Same for the dealership staff employed to sell Opels that are no longer going to be sold. Some of them probably left decent paying jobs elsewhere to take up the challenge of building a new brand, one with a solid history within a global corporate giant. Oops.
Taking a wider view, however, and considering the rather large amounts of government assistance that Holden are both in receipt of and anticipating in the future, spare a thought for Holden’s vehicle assembly staff in South Australia.
The company wants a whole lot of government money in one hand. It’s putting its employees in the other hand – and squeezing.
A new employment deal being offered to workers includes a 3-year wage freeze, reduced leave (at a time Holden tells you is OK), reduced breaks through the day, regular drug testing, short notice for what is effectively compulsory overtime if needed and the threat of termination for a vaguely worded ‘inefficiency’.
Some of these are fair enough. I wouldn’t like my car to be built by a guy with a massive case of the munchies. But if I were a Holden employee, sick already from an axe hanging over my head, this new deal wouldn’t have me doing cartwheels or star-jumps.
Given that Holden’s likely to cut and run from assembly in Australia in the next few years anyway, I’d advise Holden workers to hit the halls at their local TAFE (training institution, for you non-Aussies) sooner rather than later.
It’s your money, Americans
The numbers we’re talking about in the Australian context are peanuts compared to the taxpayer funded bailout that GM received from the US government back in 2009. But still, this is GM we’re talking about and what we see here is careless planning and reckless behaviour from a bailed out company in a market that’s probably not going to be on the American radar.
My American friends – this is what your too-big-to-fail company is doing outside your borders. This is how they’re managing their business, reorganised and propped up for more than a few years by your money. Opel is a German unit of General Motors and they money they’ve spent on production for Australia, dealerships in Australia, marketing in Australia and even sporting sponsorships in Australia, will be booked back to Germany. But it’s still all part of the big GM family.
You can make of that what you will.
I like the fact that we’ve got a car manufacturing industry here in Australia. I like the fact that for the last however-many years, we’ve had a selection of Australian cars that were designed for Australian conditions. I like the fact that the industry drives innovation and creates jobs.
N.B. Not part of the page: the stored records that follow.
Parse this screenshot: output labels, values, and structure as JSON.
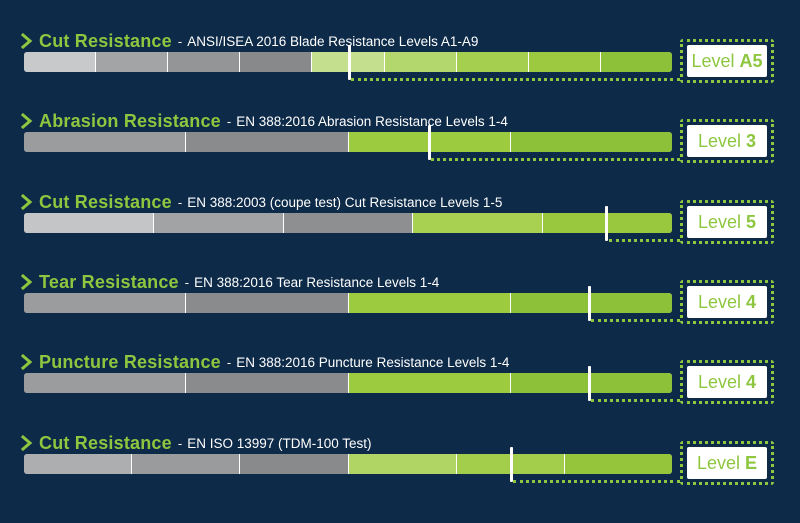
{
  "rows": [
    {
      "title": "Cut Resistance",
      "separator": "-",
      "description": "ANSI/ISEA 2016 Blade Resistance Levels A1-A9",
      "level_label": "Level",
      "level_value": "A5",
      "segment_colors": [
        "#c8c9cb",
        "#a3a4a6",
        "#949597",
        "#88898b",
        "#c4e08e",
        "#b3d66d",
        "#a5cf4f",
        "#9cc93f",
        "#8ec13a"
      ],
      "marker_fraction": 0.502
    },
    {
      "title": "Abrasion Resistance",
      "separator": "-",
      "description": "EN 388:2016 Abrasion Resistance Levels 1-4",
      "level_label": "Level",
      "level_value": "3",
      "segment_colors": [
        "#9b9c9e",
        "#8a8b8d",
        "#9ccb3f",
        "#8ec13a"
      ],
      "marker_fraction": 0.625
    },
    {
      "title": "Cut Resistance",
      "separator": "-",
      "description": "EN 388:2003 (coupe test) Cut Resistance Levels 1-5",
      "level_label": "Level",
      "level_value": "5",
      "segment_colors": [
        "#c4c5c7",
        "#a2a3a5",
        "#8e8f91",
        "#a8d051",
        "#99c83e"
      ],
      "marker_fraction": 0.899
    },
    {
      "title": "Tear Resistance",
      "separator": "-",
      "description": "EN 388:2016 Tear Resistance Levels 1-4",
      "level_label": "Level",
      "level_value": "4",
      "segment_colors": [
        "#9b9c9e",
        "#8a8b8d",
        "#9ccb3f",
        "#8ec13a"
      ],
      "marker_fraction": 0.872
    },
    {
      "title": "Puncture Resistance",
      "separator": "-",
      "description": "EN 388:2016 Puncture Resistance Levels 1-4",
      "level_label": "Level",
      "level_value": "4",
      "segment_colors": [
        "#9b9c9e",
        "#8a8b8d",
        "#9ccb3f",
        "#8ec13a"
      ],
      "marker_fraction": 0.872
    },
    {
      "title": "Cut Resistance",
      "separator": "-",
      "description": "EN ISO 13997 (TDM-100 Test)",
      "level_label": "Level",
      "level_value": "E",
      "segment_colors": [
        "#adaeb0",
        "#9a9b9d",
        "#898a8c",
        "#b0d565",
        "#a3ce4c",
        "#94c53b"
      ],
      "marker_fraction": 0.752
    }
  ]
}
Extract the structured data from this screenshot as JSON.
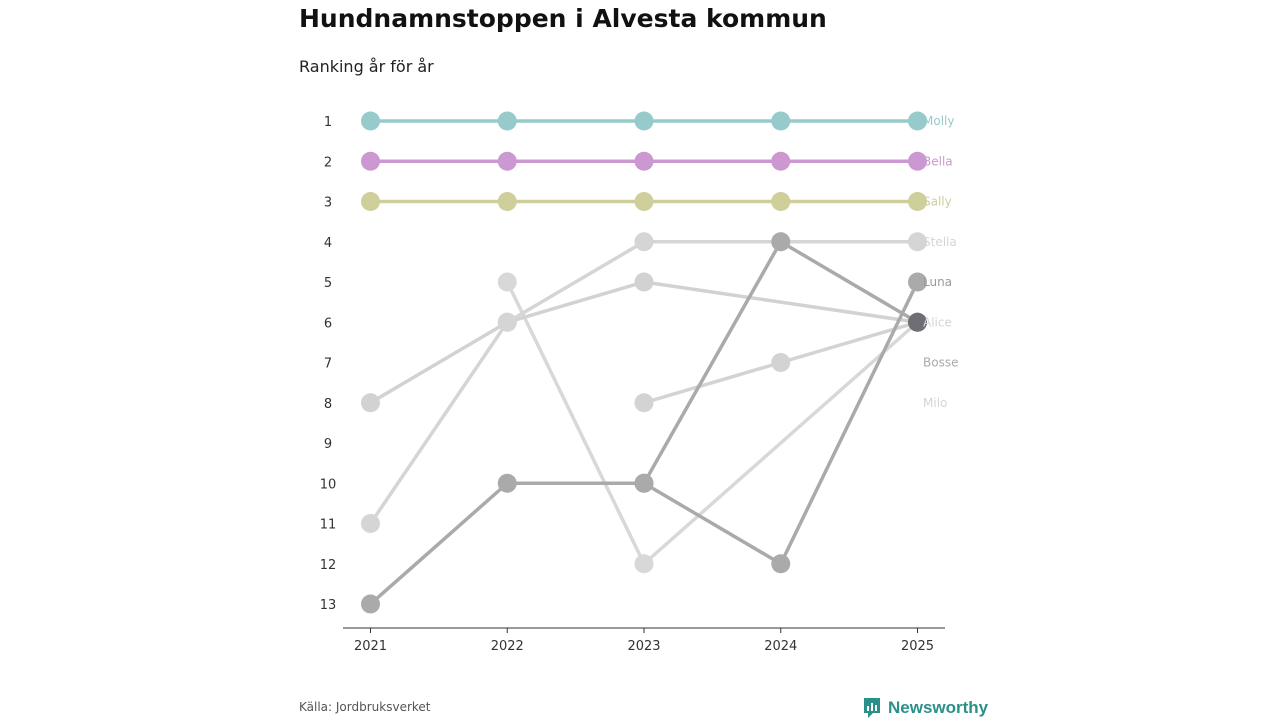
{
  "chart_data": {
    "type": "line",
    "title": "Hundnamnstoppen i Alvesta kommun",
    "subtitle": "Ranking år för år",
    "xlabel": "",
    "ylabel": "",
    "x": [
      "2021",
      "2022",
      "2023",
      "2024",
      "2025"
    ],
    "ylim": [
      1,
      13
    ],
    "y_inverted": true,
    "y_ticks": [
      "1",
      "2",
      "3",
      "4",
      "5",
      "6",
      "7",
      "8",
      "9",
      "10",
      "11",
      "12",
      "13"
    ],
    "series": [
      {
        "name": "Milo",
        "color": "#d8d8d8",
        "values": [
          null,
          5,
          12,
          null,
          6
        ]
      },
      {
        "name": "Alice",
        "color": "#d2d2d2",
        "values": [
          8,
          6,
          5,
          null,
          6
        ]
      },
      {
        "name": "Stella",
        "color": "#d5d5d5",
        "values": [
          11,
          6,
          4,
          4,
          4
        ]
      },
      {
        "name": "Bosse",
        "color": "#d3d3d3",
        "values": [
          null,
          null,
          8,
          7,
          6
        ]
      },
      {
        "name": "Luna",
        "color": "#aaaaaa",
        "values": [
          null,
          null,
          10,
          4,
          6
        ]
      },
      {
        "name": "Sally",
        "color": "#cfcf9c",
        "values": [
          3,
          3,
          3,
          3,
          3
        ]
      },
      {
        "name": "Bella",
        "color": "#cc98d1",
        "values": [
          2,
          2,
          2,
          2,
          2
        ]
      },
      {
        "name": "Molly",
        "color": "#97cbcb",
        "values": [
          1,
          1,
          1,
          1,
          1
        ]
      },
      {
        "name": "Luna",
        "color": "#aaaaaa",
        "values": [
          13,
          10,
          10,
          12,
          5
        ]
      },
      {
        "name": "Alice",
        "color": "#6e6e74",
        "values": [
          null,
          null,
          null,
          null,
          6
        ]
      }
    ],
    "labels": [
      {
        "name": "Molly",
        "rank": 1,
        "color": "#97cbcb"
      },
      {
        "name": "Bella",
        "rank": 2,
        "color": "#cc98d1"
      },
      {
        "name": "Sally",
        "rank": 3,
        "color": "#cfcf9c"
      },
      {
        "name": "Stella",
        "rank": 4,
        "color": "#d5d5d5"
      },
      {
        "name": "Luna",
        "rank": 5,
        "color": "#999999"
      },
      {
        "name": "Alice",
        "rank": 6,
        "color": "#d5d5d5"
      },
      {
        "name": "Bosse",
        "rank": 7,
        "color": "#aaaaaa"
      },
      {
        "name": "Milo",
        "rank": 8,
        "color": "#d5d5d5"
      }
    ]
  },
  "footer": {
    "source": "Källa: Jordbruksverket",
    "brand": "Newsworthy",
    "brand_color": "#2b8f8a"
  }
}
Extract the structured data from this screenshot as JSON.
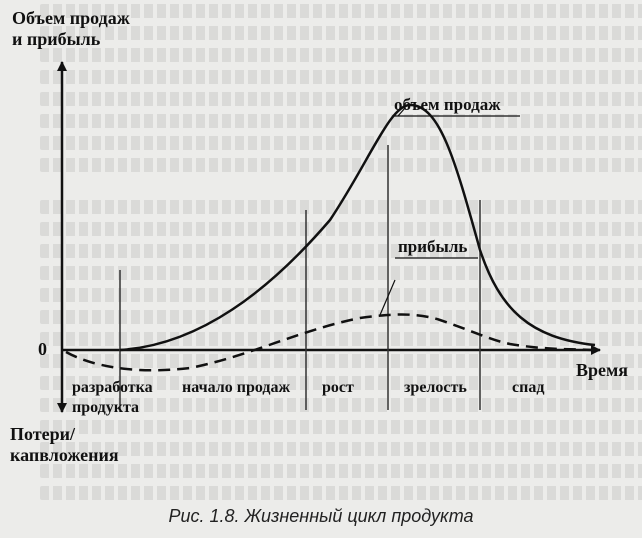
{
  "diagram": {
    "y_axis_top_label": [
      "Объем продаж",
      "и прибыль"
    ],
    "y_axis_bottom_label": [
      "Потери/",
      "капвложения"
    ],
    "zero_label": "0",
    "x_axis_label": "Время",
    "curve_sales_label": "объем продаж",
    "curve_profit_label": "прибыль",
    "stages": [
      {
        "label": [
          "разработка",
          "продукта"
        ]
      },
      {
        "label": [
          "начало продаж"
        ]
      },
      {
        "label": [
          "рост"
        ]
      },
      {
        "label": [
          "зрелость"
        ]
      },
      {
        "label": [
          "спад"
        ]
      }
    ]
  },
  "caption": "Рис. 1.8. Жизненный цикл продукта"
}
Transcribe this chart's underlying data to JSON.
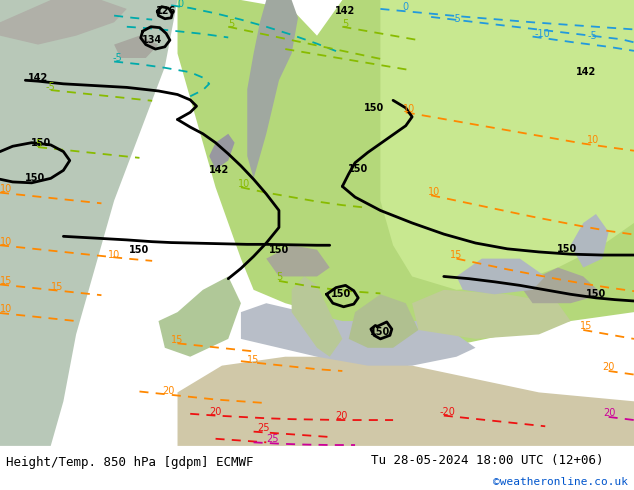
{
  "title_left": "Height/Temp. 850 hPa [gdpm] ECMWF",
  "title_right": "Tu 28-05-2024 18:00 UTC (12+06)",
  "credit": "©weatheronline.co.uk",
  "fig_width": 6.34,
  "fig_height": 4.9,
  "dpi": 100,
  "title_fontsize": 9.0,
  "credit_color": "#0055cc",
  "bottom_bg": "#ffffff",
  "map_bg": "#c8c8c8",
  "land_green": "#b8d878",
  "land_gray": "#a8a8a8",
  "sea_light": "#c0ccc0",
  "black_lw": 2.0,
  "colored_lw": 1.3,
  "label_fs": 7.0,
  "teal": "#00aaaa",
  "cyan_blue": "#2299dd",
  "lgreen": "#88bb00",
  "orange": "#ff8800",
  "red_c": "#ee1111",
  "magenta": "#cc0099"
}
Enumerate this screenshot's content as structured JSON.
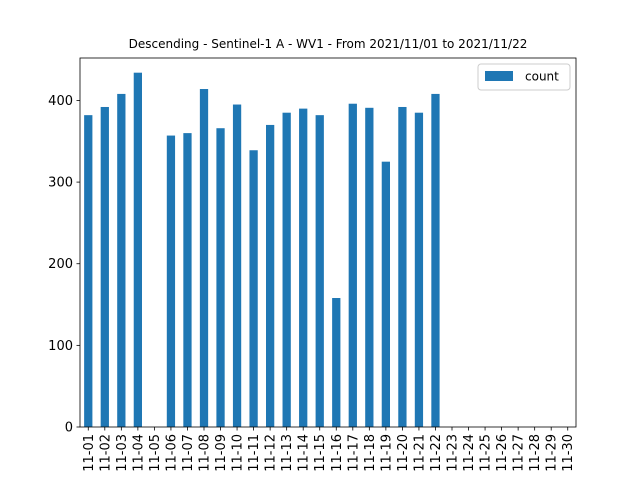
{
  "chart_data": {
    "type": "bar",
    "title": "Descending - Sentinel-1 A - WV1 - From 2021/11/01 to 2021/11/22",
    "xlabel": "",
    "ylabel": "",
    "categories": [
      "11-01",
      "11-02",
      "11-03",
      "11-04",
      "11-05",
      "11-06",
      "11-07",
      "11-08",
      "11-09",
      "11-10",
      "11-11",
      "11-12",
      "11-13",
      "11-14",
      "11-15",
      "11-16",
      "11-17",
      "11-18",
      "11-19",
      "11-20",
      "11-21",
      "11-22",
      "11-23",
      "11-24",
      "11-25",
      "11-26",
      "11-27",
      "11-28",
      "11-29",
      "11-30"
    ],
    "series": [
      {
        "name": "count",
        "color": "#1f77b4",
        "values": [
          382,
          392,
          408,
          434,
          0,
          357,
          360,
          414,
          366,
          395,
          339,
          370,
          385,
          390,
          382,
          158,
          396,
          391,
          325,
          392,
          385,
          408,
          0,
          0,
          0,
          0,
          0,
          0,
          0,
          0
        ]
      }
    ],
    "ylim": [
      0,
      452
    ],
    "yticks": [
      0,
      100,
      200,
      300,
      400
    ],
    "grid": false,
    "legend_position": "top-right"
  }
}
I don’t want the industry to go.
At some point, however, you’ve got to wonder when the companies involved will develop and manufacture viable vehicles. GM got itself into a deathwatch position at the turn of the century because it was addicted to manufacturing vehicles that people were buying in reduced numbers. They completely missed the move to smaller, more fuel-efficient cars and they nearly died as a company because of it. It’s killing the Australian industry, too, because buyers moved to small SUV’s or compact cars a long time ago and GM/Ford have insisted on building large sedans right through that move.
I know it’s not easy or cheap to change, but it sure beats the unending losses that lead to closures. Holden seem to be very adept at hoovering the wallets of the Australian government but the whole mess with Opel makes me wonder about the wisdom of propping up a company that’s run at a global level by a bunch of inebriated man-clowns.